Le Cépiau (1)
Voici, en première mondiale, le premier et court épisode d’une insignifiante et maladroite fiction. Mes lecteurs me pardonneront-ils ?
Le Cépiau était un homme assez petit, osseux, non pas maigre, mais il possédait un squelette saillant. Il était loin de disposer d’un corps « bodybuildé » et prétentieux, ce qui ne l’empêchait pas d’avoir des muscles d’acier. Pour s’en assurer, il fallait l’avoir vu enfoncer des piquets de clôture à la masse ou abattre un vieux châgne de pian à la cognée.
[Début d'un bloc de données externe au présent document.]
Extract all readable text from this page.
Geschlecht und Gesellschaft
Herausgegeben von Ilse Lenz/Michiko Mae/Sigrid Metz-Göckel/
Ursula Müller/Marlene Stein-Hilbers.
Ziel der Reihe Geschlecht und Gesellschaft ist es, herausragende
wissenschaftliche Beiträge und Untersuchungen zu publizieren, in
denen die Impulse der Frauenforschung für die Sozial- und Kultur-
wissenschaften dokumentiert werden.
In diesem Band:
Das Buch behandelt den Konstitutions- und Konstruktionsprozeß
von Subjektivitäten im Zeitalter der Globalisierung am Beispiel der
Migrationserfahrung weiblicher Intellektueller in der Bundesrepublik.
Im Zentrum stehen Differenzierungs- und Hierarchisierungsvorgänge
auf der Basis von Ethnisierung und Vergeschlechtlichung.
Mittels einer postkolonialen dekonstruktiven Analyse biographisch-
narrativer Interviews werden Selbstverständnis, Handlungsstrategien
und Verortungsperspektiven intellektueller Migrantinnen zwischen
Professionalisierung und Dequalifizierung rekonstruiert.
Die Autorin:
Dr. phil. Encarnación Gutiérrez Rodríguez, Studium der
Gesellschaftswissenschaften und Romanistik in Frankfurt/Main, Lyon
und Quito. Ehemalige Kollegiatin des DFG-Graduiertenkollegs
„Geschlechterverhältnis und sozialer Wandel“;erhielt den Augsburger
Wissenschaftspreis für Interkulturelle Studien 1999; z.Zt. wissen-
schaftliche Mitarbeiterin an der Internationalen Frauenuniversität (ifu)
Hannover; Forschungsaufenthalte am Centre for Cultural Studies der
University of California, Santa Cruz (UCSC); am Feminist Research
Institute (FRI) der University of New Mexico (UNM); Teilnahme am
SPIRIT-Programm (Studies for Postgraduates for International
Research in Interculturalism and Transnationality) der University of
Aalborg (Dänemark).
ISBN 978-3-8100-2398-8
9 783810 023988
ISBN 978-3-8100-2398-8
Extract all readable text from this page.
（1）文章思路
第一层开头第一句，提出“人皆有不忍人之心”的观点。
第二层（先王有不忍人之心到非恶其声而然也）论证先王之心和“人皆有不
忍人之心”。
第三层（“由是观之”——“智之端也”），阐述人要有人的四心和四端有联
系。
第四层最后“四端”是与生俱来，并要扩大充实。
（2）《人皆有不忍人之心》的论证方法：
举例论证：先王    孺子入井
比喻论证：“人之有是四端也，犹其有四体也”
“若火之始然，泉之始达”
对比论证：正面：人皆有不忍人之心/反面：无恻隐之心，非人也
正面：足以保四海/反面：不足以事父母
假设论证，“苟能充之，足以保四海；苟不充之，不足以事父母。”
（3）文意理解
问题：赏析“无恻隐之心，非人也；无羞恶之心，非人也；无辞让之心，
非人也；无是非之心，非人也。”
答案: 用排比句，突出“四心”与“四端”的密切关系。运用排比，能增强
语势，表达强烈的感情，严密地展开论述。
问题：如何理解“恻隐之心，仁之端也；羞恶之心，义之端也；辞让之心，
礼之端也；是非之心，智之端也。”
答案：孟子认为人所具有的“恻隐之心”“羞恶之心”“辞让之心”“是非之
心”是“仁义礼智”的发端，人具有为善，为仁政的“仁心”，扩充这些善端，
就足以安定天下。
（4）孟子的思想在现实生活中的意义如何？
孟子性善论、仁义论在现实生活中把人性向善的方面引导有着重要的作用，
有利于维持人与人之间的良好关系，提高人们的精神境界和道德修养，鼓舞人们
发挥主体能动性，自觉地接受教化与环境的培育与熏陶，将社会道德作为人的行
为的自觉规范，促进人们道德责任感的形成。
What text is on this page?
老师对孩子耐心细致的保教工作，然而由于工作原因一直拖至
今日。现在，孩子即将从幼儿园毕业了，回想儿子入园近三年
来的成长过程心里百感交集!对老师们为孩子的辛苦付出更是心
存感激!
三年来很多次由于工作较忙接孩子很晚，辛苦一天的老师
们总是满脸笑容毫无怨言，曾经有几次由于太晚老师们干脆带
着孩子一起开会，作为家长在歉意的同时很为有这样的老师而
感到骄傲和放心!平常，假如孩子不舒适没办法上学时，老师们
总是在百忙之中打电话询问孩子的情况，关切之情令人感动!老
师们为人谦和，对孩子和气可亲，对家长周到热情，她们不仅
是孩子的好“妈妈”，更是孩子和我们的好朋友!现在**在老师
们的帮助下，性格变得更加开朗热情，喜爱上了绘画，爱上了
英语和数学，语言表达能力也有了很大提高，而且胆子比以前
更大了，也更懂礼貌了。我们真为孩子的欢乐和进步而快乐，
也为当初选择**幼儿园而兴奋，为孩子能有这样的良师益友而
L’hiver habitait en lui puisqu’il était presque systématiquement habillé de gris, des vêtements non pas gris par essence, mais qui s’étaient délavés en cette couleur à force d’exposition aux intempéries. L’avait-on vu un jour arborer des vêtements neufs ? Personne au village ne le savait. Et puis, il y avait ce chapeau de feutre noir qu’il portait en permanence et qu’il lui avait valu son nom. Un chapeau à larges rebords qui lui permettait de se protéger à la fois des pluies froides et des rayons brûlants du soleil estival.
Le Cépiau était un homme sans âge, c’est-à-dire que parmi les villageois, personne n’était en mesure de lui donner un âge. Cela s’expliquait par son allure, ses vêtements qui le vieillissaient incontestablement. De plus, comme il passait une bonne partie de son temps en plein air, à travers les bois, le bocage, le long des rivières, par tous les temps, le soleil et la pluie, malgré les rides creusées, avaient poli sa peau. Cependant, tout bien pesé, on s’accordait à penser qu’il devait avoir une quarantaine d’années. Le Cépiau avait un visage plutôt fin, avec de grands yeux gris clair. Avec ses sourcils noirs et épais, cela lui donnait un air extrêmement sévère et ce regard lui permettait de fusiller tous ses adversaires potentiels. Il disposait aussi d’un nez assez grand mais élégant, légèrement busqué. Ce nez était un de ses outils indispensables à l’exercice de ses talents puisqu’il avait un odorat extrêmement développé.
Le Cépiau habitait Les Ravatins, une ferme isolée à l’orée de la forêt. Une immense forêt sombre où seuls les bûcherons et les chasseurs osaient s’aventurer. Pour arriver chez lui, il fallait emprunter un long chemin de terre plus ou moins bien empierré et où les ornières étaient fréquentes et ralentissaient la progression des voitures. En contrebas, coulait la Canche, une magnifique rivière qui serpentait parmi les grandes prairies du Comte et où paissaient dans l’herbe toujours verte, plusieurs troupeaux de charolaises.
Le Cépiau avait un atelier au village, il était ébéniste (dans son jeune âge, il avait été compagnon du tour de France). Il ne faisait qu’y travailler, notamment les quatre premiers jours de la semaine. On ne savait jamais où il se trouvait entre son atelier, son domicile, la visite à ses clients, les déplacements avec les marchands de bois et même l’ingénieur des eaux et forêts lorsqu’il s’agissait d’aller choisir un arbre sur pied. Il se déplaçait indifféremment à vélo, en cyclomoteur, en camionnette, et bien souvent à pied. Bref, il était insaisissable. Le seul instant où on était sûr de le trouver, c’était le lundi matin à son atelier. Et le reste du temps, il exerçait une autre activité clandestine. Non pas une activité criminelle, non pas une activité rémunératrice, mais une activité néanmoins répréhensible.
A suivre.
* châgne : chêne, le plus souvent, dans cette situation, Quercus robur L. (Chêne pédonculé).
* pian : synonyme de bouchure, haie.